Thursday, October 15, 2015

Going Back In Time ... To 2012.

For the POTUS election, Obama vs Romney.

This is what a Yale College Democrat wrote after the election.
Throughout the course of the 2012 Election Cycle, the pundits continued to predict that student turnout would be lower than the 2008 election. They claimed that students were less involved, less excited, running on empty.

But on November 6th we proved them wrong. More than 1,500 Yale students turned out to the polls to vote, almost double the number of Yale students that voted in the 2010 midterm elections and even higher than the number of Yale students that voted in 2008.

While the pundits may not have been expecting those numbers, what they failed to realize was that students had a lot at stake in this election. In the wake of the destruction of Hurricane Sandy, students had a choice between a candidate who recognized the devastation as a real effect of climate change and a candidate who turned climate change into a punch line at the Republican National Convention. Students had a choice between a candidate who affirmed the right of every citizen in this country to love whomever they choose and a candidate who would deny that right to millions of Americans. Students had a choice between a candidate who would work to protect student loans and a candidate who would tell the 55% of Yale students on financial aid to just borrow college money from their parents.

With choices like these, it’s not surprising that students made their voices heard at the polls. But more than just showing up to vote, students had also worked tirelessly to get out the vote. From the beginning of this semester, the Yale College Democrats, the Democratic Town Committees, and Students Unite Now worked together to register more than 500 voters. We canvassed in New Haven together, and the Dems canvassed around the state and out of the state in New Hampshire and Massachusetts. The Dems even traveled to Pennsylvania over Fall Break.

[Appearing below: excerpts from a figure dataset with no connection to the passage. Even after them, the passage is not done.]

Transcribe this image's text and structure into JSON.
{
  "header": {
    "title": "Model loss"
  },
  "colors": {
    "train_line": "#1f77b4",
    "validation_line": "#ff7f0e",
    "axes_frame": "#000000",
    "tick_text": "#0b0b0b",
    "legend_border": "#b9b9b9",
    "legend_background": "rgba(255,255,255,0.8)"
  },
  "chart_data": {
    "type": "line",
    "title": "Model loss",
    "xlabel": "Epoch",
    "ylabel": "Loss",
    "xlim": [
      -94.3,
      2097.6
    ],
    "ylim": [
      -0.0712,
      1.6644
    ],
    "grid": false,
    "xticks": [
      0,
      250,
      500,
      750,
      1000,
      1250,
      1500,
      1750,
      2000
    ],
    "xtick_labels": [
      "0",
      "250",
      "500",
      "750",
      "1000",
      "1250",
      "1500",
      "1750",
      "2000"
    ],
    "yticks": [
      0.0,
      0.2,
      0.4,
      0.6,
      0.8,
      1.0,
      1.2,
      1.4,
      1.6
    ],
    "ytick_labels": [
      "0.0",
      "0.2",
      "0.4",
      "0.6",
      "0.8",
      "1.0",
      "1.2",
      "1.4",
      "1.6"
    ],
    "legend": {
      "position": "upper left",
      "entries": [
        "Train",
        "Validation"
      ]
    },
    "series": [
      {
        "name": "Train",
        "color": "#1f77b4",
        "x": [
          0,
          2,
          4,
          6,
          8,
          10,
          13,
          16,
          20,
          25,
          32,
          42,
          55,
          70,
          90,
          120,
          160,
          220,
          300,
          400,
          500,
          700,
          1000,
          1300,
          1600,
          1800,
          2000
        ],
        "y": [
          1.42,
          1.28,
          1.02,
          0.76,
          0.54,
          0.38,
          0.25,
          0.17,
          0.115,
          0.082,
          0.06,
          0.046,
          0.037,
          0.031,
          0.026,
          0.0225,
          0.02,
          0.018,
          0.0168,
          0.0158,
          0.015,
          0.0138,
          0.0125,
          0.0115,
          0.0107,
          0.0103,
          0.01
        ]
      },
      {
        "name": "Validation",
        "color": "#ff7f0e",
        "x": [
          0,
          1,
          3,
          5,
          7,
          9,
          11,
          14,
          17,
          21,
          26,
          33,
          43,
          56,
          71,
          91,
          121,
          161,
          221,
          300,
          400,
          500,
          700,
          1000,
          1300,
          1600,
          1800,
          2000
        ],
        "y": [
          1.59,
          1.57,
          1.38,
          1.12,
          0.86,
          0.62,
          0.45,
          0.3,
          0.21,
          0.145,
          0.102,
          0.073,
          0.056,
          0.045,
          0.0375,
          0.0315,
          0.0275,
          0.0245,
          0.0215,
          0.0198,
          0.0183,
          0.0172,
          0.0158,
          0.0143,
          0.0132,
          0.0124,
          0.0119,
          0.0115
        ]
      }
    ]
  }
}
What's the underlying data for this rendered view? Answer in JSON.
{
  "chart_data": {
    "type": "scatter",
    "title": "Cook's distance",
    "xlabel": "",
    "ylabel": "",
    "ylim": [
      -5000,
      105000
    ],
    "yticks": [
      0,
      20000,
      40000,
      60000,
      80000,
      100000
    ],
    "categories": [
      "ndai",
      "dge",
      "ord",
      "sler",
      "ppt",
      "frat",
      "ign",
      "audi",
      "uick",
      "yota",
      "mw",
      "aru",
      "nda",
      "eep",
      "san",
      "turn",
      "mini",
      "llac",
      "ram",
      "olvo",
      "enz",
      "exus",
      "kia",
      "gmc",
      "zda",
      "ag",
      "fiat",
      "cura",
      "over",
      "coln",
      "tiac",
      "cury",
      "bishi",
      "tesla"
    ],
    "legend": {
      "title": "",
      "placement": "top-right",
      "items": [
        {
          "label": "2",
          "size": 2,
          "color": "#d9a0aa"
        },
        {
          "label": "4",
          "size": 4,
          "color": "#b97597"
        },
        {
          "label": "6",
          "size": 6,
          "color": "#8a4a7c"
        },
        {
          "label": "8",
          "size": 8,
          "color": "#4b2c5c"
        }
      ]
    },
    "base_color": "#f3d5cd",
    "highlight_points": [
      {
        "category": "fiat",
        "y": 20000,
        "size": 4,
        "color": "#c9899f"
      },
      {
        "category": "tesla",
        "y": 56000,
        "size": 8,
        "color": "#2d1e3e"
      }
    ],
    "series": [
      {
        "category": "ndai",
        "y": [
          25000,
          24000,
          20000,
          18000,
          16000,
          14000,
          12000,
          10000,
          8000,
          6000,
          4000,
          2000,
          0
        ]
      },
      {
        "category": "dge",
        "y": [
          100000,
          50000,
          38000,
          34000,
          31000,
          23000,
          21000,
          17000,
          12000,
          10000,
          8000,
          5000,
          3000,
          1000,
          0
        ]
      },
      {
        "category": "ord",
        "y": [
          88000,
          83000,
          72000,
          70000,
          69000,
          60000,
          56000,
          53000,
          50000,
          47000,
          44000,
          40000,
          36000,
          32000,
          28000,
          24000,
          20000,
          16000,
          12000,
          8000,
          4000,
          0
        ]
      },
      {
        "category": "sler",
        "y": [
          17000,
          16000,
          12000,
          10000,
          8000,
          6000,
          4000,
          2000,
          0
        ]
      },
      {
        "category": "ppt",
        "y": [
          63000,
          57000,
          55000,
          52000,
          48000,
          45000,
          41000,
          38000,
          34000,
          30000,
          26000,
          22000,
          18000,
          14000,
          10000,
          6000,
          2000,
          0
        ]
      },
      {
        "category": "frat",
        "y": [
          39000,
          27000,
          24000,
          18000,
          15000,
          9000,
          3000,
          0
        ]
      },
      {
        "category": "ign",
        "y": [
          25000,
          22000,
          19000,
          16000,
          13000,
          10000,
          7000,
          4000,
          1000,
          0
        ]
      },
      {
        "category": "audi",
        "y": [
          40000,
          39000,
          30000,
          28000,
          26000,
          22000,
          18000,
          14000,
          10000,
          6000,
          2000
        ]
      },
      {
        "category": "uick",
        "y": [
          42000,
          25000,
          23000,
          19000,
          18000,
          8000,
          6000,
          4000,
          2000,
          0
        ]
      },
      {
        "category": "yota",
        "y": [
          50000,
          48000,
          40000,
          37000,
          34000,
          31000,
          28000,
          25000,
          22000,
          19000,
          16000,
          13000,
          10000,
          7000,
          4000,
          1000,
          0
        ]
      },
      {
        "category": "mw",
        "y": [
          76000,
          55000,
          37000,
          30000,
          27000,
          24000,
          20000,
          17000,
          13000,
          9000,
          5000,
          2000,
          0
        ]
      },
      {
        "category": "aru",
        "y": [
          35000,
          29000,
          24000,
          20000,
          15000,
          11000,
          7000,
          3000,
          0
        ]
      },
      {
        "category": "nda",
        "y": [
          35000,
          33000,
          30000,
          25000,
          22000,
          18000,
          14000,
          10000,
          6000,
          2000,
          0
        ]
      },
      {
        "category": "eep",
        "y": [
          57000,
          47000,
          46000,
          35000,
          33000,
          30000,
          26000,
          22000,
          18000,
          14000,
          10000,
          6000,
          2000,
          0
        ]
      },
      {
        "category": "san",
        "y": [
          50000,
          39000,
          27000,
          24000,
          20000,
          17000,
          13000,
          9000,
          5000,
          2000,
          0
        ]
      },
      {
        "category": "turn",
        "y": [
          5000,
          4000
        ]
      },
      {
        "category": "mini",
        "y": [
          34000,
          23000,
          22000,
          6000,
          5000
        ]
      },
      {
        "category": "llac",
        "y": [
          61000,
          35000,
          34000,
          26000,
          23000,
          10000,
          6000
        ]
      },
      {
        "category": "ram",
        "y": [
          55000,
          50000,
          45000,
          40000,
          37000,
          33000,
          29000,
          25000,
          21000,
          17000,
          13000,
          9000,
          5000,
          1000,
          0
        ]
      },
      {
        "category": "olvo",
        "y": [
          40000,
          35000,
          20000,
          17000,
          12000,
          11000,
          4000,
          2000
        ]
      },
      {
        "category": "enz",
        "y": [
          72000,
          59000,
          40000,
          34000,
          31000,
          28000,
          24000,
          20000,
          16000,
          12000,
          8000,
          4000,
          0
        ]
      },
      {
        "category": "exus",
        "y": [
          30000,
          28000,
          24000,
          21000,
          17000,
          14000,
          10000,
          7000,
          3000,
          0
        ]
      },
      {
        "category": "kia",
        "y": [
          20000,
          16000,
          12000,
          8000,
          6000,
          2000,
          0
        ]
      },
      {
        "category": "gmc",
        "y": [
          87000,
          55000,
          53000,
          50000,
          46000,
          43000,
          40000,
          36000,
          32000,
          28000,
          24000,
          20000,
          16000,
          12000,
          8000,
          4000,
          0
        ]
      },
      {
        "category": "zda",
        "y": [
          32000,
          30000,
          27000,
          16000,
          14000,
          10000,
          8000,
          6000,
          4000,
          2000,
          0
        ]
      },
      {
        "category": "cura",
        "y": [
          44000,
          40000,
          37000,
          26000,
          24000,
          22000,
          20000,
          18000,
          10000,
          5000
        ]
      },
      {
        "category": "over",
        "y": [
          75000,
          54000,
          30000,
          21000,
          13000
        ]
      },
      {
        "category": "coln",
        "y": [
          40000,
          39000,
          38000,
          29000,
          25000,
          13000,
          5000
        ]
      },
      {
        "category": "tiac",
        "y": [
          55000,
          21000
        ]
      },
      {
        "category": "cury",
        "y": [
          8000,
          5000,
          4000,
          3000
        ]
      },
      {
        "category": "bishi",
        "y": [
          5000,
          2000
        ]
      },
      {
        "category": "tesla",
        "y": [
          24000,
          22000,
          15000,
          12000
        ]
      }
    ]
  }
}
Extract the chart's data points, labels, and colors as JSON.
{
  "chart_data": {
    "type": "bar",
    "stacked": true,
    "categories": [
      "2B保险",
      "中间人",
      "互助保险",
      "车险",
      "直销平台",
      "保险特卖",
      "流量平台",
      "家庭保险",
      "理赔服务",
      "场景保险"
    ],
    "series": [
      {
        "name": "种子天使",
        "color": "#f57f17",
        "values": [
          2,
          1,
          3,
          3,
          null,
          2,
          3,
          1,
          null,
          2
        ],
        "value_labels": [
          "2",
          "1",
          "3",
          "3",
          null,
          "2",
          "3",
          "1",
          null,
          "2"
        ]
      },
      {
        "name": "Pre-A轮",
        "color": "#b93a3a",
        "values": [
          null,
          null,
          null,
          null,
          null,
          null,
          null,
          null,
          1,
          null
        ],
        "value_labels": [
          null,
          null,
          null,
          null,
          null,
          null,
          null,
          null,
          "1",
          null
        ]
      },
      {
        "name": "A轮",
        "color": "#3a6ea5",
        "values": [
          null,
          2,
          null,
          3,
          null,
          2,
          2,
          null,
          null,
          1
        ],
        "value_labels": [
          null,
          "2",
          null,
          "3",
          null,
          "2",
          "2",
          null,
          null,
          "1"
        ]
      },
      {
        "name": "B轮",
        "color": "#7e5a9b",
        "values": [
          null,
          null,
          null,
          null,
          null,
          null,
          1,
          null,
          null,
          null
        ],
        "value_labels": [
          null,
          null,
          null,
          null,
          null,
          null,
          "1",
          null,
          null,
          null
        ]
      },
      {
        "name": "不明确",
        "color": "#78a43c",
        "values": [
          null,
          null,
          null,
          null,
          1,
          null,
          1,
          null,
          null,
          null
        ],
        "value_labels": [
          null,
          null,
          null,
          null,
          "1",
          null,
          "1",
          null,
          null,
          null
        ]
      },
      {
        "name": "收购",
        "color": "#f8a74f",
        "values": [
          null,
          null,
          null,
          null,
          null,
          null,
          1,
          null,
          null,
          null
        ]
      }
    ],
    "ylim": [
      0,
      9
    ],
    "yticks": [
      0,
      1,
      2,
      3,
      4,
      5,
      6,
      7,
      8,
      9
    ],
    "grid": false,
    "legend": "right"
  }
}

To those who said that we couldn’t or that we wouldn’t: we said “yes we can” and “yes we will.” To those who said we were less involved or less excited: the thousands of people who we talked to on the phone or at their doors would beg to differ. And to those who said we were running on empty: I can tell you that we are fired up and ready to go for four more years.
There's so much wrong in this that it's laughable. Yes, the writer is from Yale, one of the world's elite institutions for higher education, and this is what it produces.